Kalendarz
Cześć
Moją
dzisiejszą inspiracją żegnam się z DT Sklepu Ewa. Kalendarz jest dobrym
sposobem, żeby mi przypomnieć, że inspiruję Was już półtora roku.
Zleciało błyskawicznie muszę przyznać, gdyż bardzo miło się pracuje ze
wspaniałymi inspirującymi osobami oraz wprost wymarzonym szefostwem :)
Mój
kalendarz o ile przetrwa, może być używany wiele lat, gdyż miesiące na
bieżąco można sobie drukować i zmieniać wkład na aktualny.
Jak
pewnie już wiecie, można w Ewie kupić produkty Primy i właśnie papiery
tego producenta wykorzystałam w mojej pracy. Dolna warstwa to papier ze
starej kolekcji, który trzymałam na specjalne okazje (każda ma chyba
takie głęboko schowane), pięknie ukwiecony papier z dodatkiem złotych
liści pochodzi z nowej kolekcji "Lavender Frost", do ozdobienia użyłam
kwiatów z tej samej serii. Największe listki materiałowe to podbarwione
tuszem pigmentowym elementy z "Frosted Mint", kolor dość mocno został
zmieniony, ale oryginalny był zbyt żywy. Cały mój kalendarz jest lekko
tuszowany, nawet nie pominęłam największej róży.
Złote
gałązki wycięłam wykrojnikiem Agaterii i można je dostać w komplecie z
wiankiem, a stanowią świetne uzupełnienie każdej kompozycji kwiatowej.

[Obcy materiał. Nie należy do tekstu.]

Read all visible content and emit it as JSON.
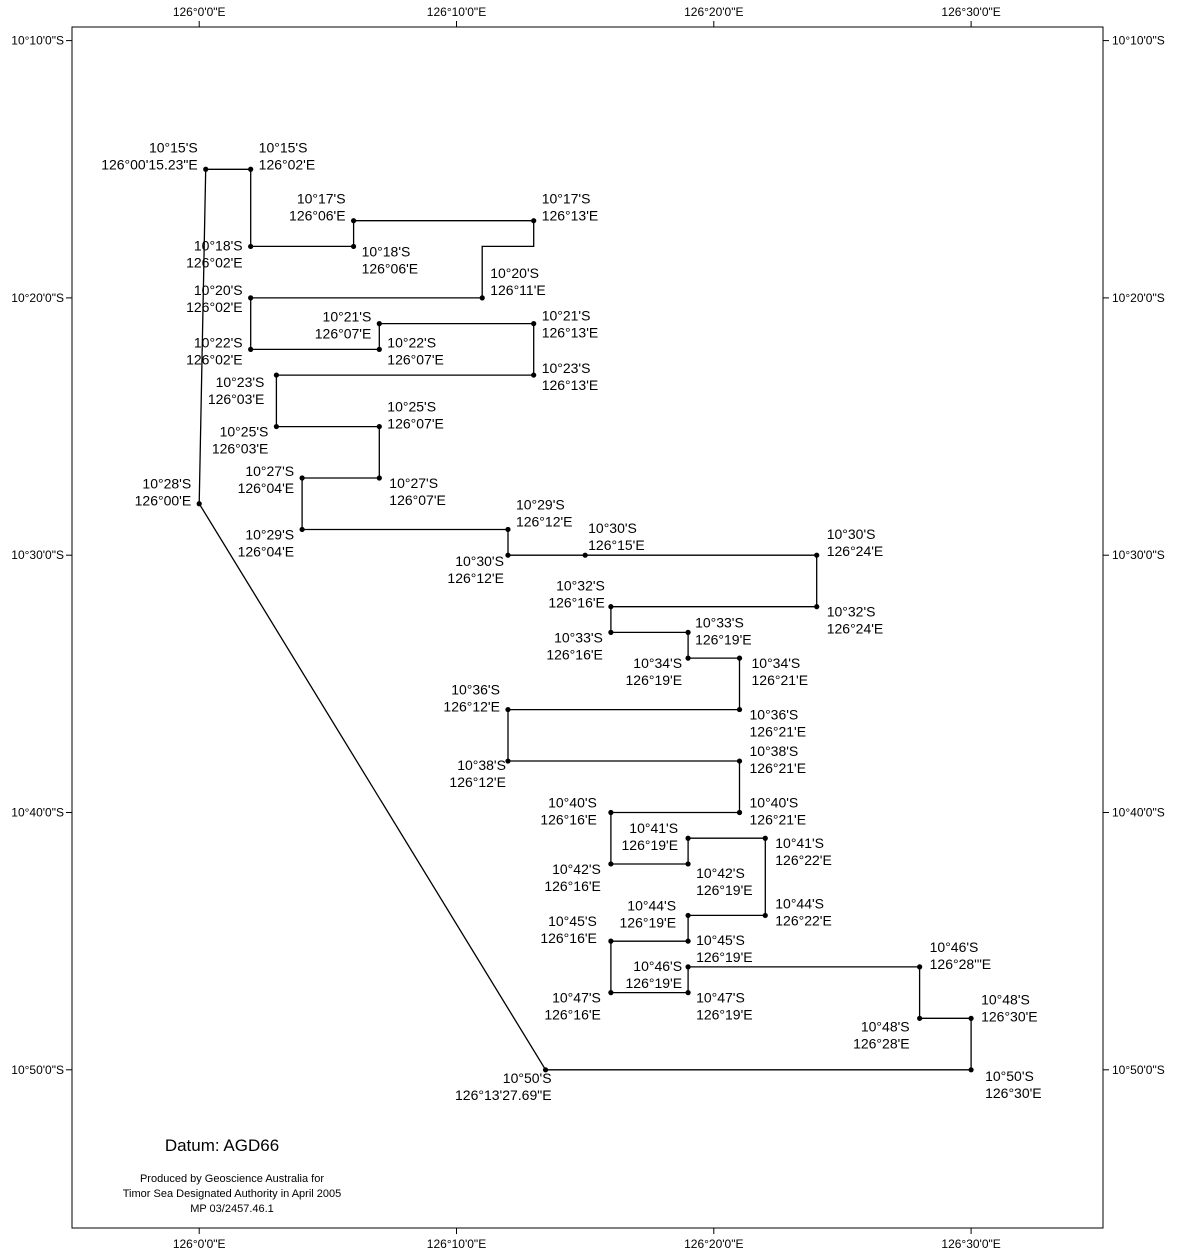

Niedawno pojawiło się z sklepie sporo elementów metalowych, co przypomniało mi, że mam gdzieś zagrzebane swoje i mogłabym użyć.
Jeśli
chodzi o samą konstrukcję kalendarza, to jest to taka większa baza jak
na kartkę, otwierana, dlatego można go postawić wygodnie na biurku.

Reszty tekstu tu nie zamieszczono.